Vragen van de leden Van Klaveren en Bontes (Groep Bontes/Van Klaveren) aan de Ministers van Veiligheid en Justitie en van Sociale Zaken en Werkgelegenheid over de groei van het anti-homogeweld (ingezonden 30 juli 2014).

Antwoord van Minister Opstelten (Veiligheid en Justitie) mede namens de Minister van Sociale Zaken en Werkgelegenheid (ontvangen 2 september 2014) Zie ook Aanhangsel Handelingen, vergaderjaar 2013–2014, nr. 2826

Vraag 1

Bent u bekend met het bericht «Meer geweld tegen homo's in Amsterdam»?1

Antwoord 1

Ja.

Vraag 2 en 3

Hoe duidt u de enorme stijging van het aantal geweldsincidenten specifiek gericht tegen homo's?

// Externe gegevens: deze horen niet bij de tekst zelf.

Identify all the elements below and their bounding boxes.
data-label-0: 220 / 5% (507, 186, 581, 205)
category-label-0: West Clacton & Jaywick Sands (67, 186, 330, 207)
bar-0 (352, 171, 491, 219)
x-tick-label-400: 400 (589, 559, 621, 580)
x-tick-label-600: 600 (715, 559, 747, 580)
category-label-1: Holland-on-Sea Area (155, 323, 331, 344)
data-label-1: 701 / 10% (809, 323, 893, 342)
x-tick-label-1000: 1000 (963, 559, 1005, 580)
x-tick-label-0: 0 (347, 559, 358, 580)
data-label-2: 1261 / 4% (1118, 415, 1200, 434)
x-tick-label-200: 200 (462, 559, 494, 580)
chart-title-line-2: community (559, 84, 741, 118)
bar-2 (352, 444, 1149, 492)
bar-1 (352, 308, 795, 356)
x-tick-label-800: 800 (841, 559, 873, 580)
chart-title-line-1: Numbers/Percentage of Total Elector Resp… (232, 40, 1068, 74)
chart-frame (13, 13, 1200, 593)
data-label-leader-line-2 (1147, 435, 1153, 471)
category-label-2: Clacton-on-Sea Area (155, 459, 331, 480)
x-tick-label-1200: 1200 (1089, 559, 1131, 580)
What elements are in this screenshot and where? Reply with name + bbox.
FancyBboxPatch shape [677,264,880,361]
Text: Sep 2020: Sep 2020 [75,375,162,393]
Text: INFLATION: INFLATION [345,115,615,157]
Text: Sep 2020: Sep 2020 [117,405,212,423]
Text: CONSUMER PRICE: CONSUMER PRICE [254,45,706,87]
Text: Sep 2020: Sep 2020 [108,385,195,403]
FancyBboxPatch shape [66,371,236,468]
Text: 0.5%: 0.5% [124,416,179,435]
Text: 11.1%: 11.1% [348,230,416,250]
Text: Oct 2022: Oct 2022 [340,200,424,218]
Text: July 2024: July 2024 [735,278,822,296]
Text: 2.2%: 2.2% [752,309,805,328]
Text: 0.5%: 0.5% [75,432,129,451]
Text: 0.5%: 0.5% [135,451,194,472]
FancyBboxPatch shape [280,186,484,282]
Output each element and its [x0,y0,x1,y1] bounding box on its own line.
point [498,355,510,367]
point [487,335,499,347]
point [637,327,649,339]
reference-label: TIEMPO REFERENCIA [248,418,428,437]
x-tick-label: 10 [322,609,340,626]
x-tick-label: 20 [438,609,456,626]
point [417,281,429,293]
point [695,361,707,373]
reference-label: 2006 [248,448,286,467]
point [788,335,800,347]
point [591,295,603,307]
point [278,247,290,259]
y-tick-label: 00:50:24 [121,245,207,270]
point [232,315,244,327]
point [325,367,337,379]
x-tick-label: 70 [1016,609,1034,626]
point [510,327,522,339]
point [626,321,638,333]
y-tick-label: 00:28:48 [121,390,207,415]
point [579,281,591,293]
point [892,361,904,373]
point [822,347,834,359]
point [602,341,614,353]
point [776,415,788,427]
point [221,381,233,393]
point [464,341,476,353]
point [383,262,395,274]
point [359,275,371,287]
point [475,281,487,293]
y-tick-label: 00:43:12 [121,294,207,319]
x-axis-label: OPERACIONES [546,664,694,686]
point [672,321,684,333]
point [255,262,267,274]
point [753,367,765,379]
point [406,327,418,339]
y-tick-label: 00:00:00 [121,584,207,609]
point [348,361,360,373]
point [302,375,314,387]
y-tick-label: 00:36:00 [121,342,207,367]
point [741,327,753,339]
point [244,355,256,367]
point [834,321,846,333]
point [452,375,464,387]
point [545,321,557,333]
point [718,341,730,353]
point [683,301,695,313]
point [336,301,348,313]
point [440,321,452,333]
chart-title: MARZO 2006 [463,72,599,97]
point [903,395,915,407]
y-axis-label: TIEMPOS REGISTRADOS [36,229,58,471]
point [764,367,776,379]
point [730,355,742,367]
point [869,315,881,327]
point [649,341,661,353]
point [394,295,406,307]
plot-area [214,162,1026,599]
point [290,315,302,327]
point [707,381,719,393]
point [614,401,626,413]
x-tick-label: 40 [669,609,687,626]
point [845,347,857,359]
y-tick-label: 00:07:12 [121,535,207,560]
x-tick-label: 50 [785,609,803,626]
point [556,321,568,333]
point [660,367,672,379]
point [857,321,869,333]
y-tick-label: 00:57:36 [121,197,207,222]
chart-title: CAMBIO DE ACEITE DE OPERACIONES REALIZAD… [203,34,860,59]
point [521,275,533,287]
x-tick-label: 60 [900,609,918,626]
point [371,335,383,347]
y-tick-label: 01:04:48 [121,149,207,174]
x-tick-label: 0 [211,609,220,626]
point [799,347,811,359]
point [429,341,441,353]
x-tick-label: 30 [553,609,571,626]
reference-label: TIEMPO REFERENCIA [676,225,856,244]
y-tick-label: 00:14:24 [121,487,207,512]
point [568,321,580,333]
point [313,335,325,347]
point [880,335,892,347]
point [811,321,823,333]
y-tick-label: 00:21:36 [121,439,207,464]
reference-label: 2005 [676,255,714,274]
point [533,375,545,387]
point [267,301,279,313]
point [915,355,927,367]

Deelt u de analyse dat er, gezien de enorme aantallen, allang geen sprake meer is van incidenten maar van een groot structureel probleem? Zo nee, wanneer spreekt u bij dit probleem wel van een structureel probleem?

Antwoord 2 en 3

Het bewuste mediabericht spreekt over een lichte toename van geweld tegen homo’s, van 176 geregistreerde incidenten in 2012 naar 189 in 2013. Deze gegevens zijn ontleend aan informatie van de politie-eenheid Amsterdam. Dit doet overigens niets af aan de ernst van de feiten. Het kabinet neemt dit probleem zeer serieus. Ik verwijs ook naar het antwoord op vragen 4 en 5.

Vraag 4

Erkent u inmiddels dat niet-westerse allochtonen in Amsterdam relatief gezien veel vaker verdachte zijn van anti-homogeweld dan autochtonen? Zo ja, wat doet u met dat gegeven?

Antwoord 4

De Nationale politie registreert niet op de etnische achtergrond van verdachten of daders. Geweld tegen lesbiennes, homoseksuelen, biseksuelen en transgenders is altijd onaanvaardbaar ongeacht wie de verdachte of dader is.

Vraag 5

Wanneer trekt u de conclusie dat het beleid van praatprojectjes en knuffelinitiatieven tegen homogeweld hebben gefaald en dat het tijd is voor repressie in de vorm van lik-op-stuk-beleid, snelrecht en veel zwaardere straffen?

Antwoord 5

Geweld tegen lesbiennes, homoseksuelen, biseksuelen en transgenders is ernstig en onacceptabel. Dit kabinet staat voor een aanpak die enerzijds is gericht op preventie van dit geweld, door uit te dragen dat «anders zijn» dient te worden geaccepteerd en gerespecteerd in onze samenleving, en anderzijds op een repressieve aanpak van geweldsdelicten die gericht zijn tegen lesbiennes, homoseksuelen, biseksuelen en transgenders. De aanpak van homofoob geweld is opgenomen in de prioriteiten van de Veiligheidsagenda 2015–2018.